As part of its Command, Control, and Monitoring Technologies development efforts, the Kennedy Space Center is working in partnership with the Johnson Space Center and a commercial partner (Invocon Inc.) to develop a suite of stand-alone Micro-Wireless Instrumentation devices for space applications. This system addresses several major problems facing the United States aviation and space efforts including the following:

• Instrumentation is critical for spacecraft; however, it has been expensive to add instrumentation to the Space Shuttle because of the high integration costs of interfacing with existing Shuttle systems. For example, adding a single sensor may require power and data wiring to be installed from the sensor to a central instrumentation system some distance away. Each zone the wire crosses results in significant labor costs to update drawings, revise existing procedures, and modify Shuttle flight software.
• Wiring on aircraft and spacecraft has been a cause of numerous anomalies and failures. For example, a Space Shuttle wiring short circuit 5 seconds into the flight knocked out computer buses interfacing with two of the three main engines. As an aviation example, the crash of a Swissair MD-11 near Halifax, Nova Scotia, in September 1998 was attributed to wiring damage.
• Wiring adds significant weight to a spacecraft or aircraft (approximately 230 miles of wire per Shuttle, 300 miles per DC-9 airplane). Reducing weight is key to more-efficient and less-expensive air and space travel.

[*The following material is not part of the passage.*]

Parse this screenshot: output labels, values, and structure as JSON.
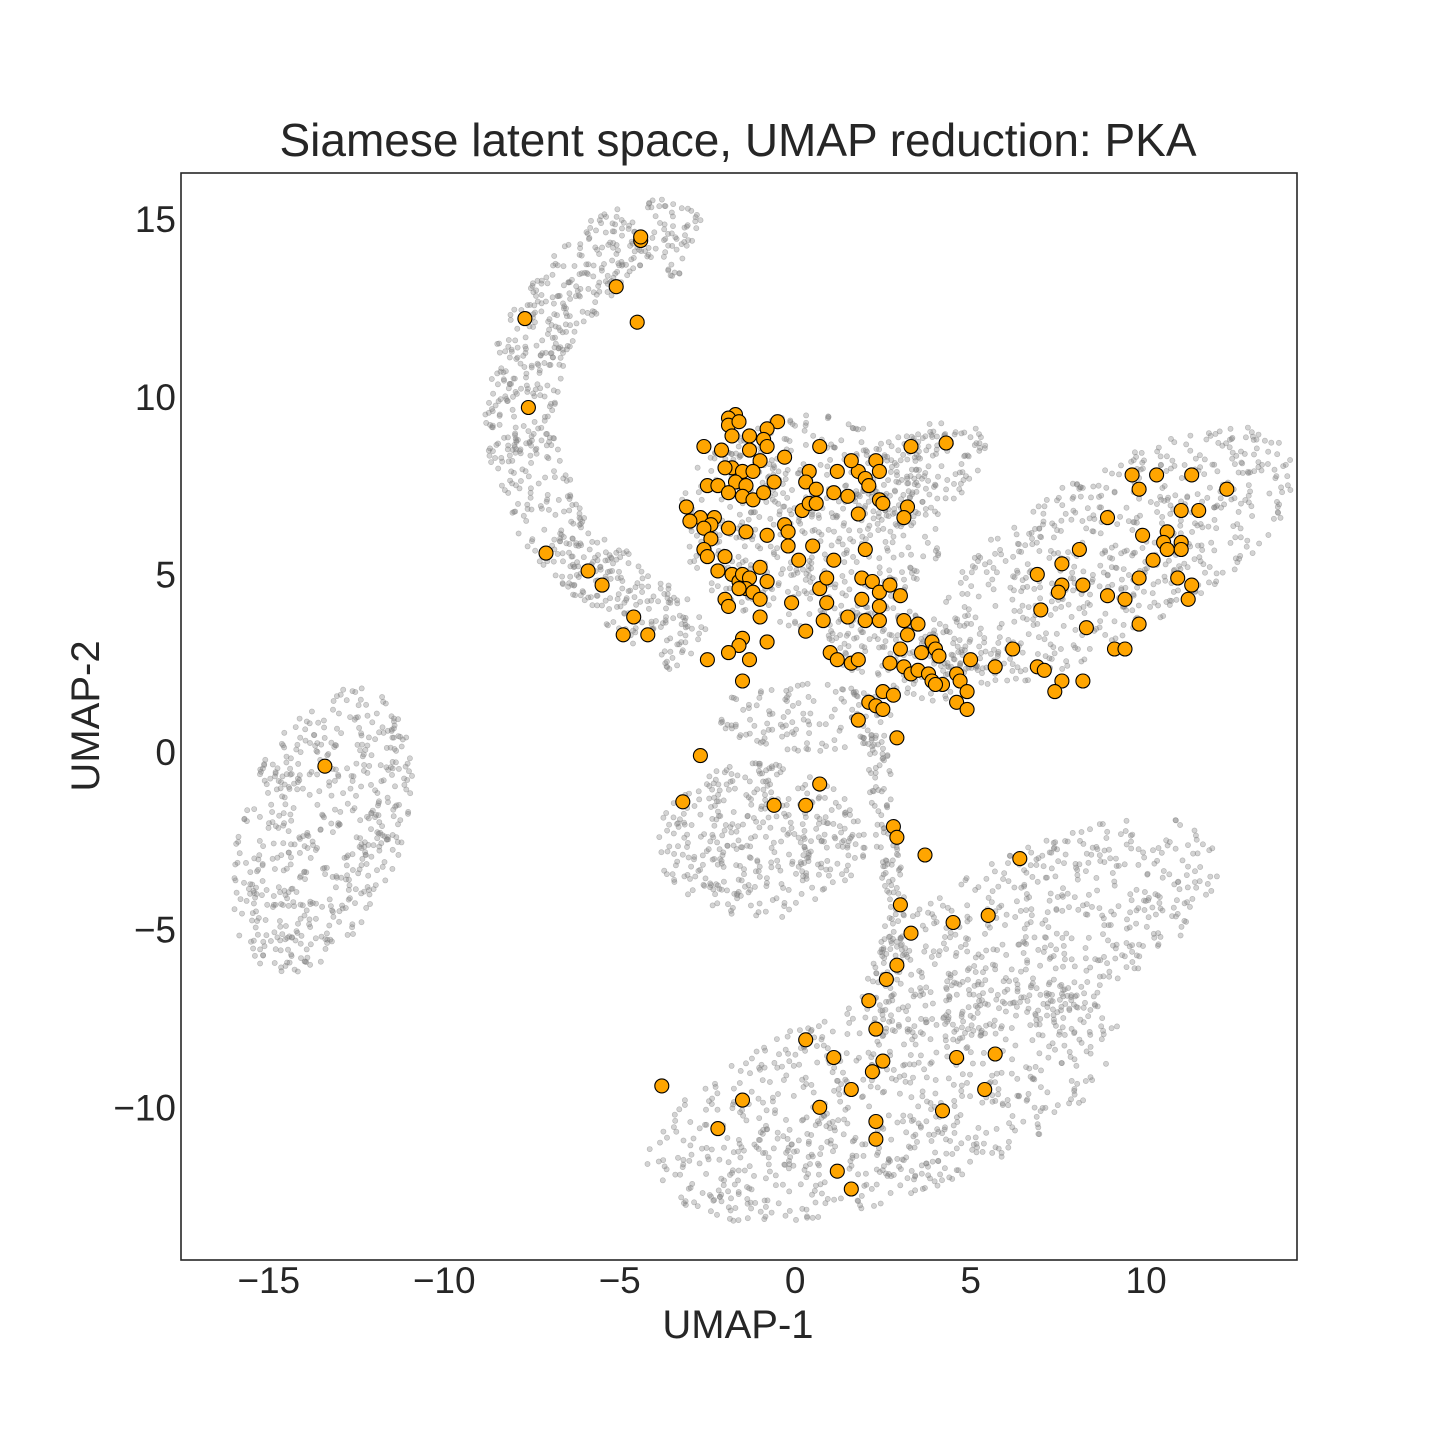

• The Micro-Wireless Temperature Sensor System is a small, self-contained, battery-operated sensor system that measures temperature at a programmable sample rate and transmits the data to a receiver unit in real time.
• The Micro-Strain Gauge Unit is a small, self-contained, battery-operated, two-channel strain measurement system that can be programmed (via radio frequency [RF] link) to wake at a predetermined time or strain level and begin recording strain data. The recorded data can be downloaded via RF at 916-megahertz (MHz) and 1-milliwatt (mW) output power.
• The Micro-Tri-Axial Accelerometer Unit (TAU) is a small, self-contained, battery-operated, three-axis acceleration measurement system that can be programmed (via RF link) to wake at a predetermined time or acceleration load and begin recording data. The recorded data can be downloaded via RF at 916-MHz and 1-mW output power.

Key accomplishments:

• Utilization of the wireless instrumentation system has reduced the cost of adding temporary instrumentation to the Space Shuttle and International Space Station (ISS) by an order of magnitude.
• Inexpensive instrumentation was successfully provided in support of several space missions:
  – Space Shuttle Air Revitalization System (ARS) troubleshooting.
  – Forward Reaction Control System (FRCS) feed line design environments.
  – Recertification of Space Shuttle Main Engine thrust structure.
  – Environmental data for payload customers (Spacehab-Oceaneering Space System [SHOSS] Box, MACH 1).
  – ISS airlock temperatures.
  – ISS Multipurpose Pressurized Logistics Module (MPLM) acceleration monitoring.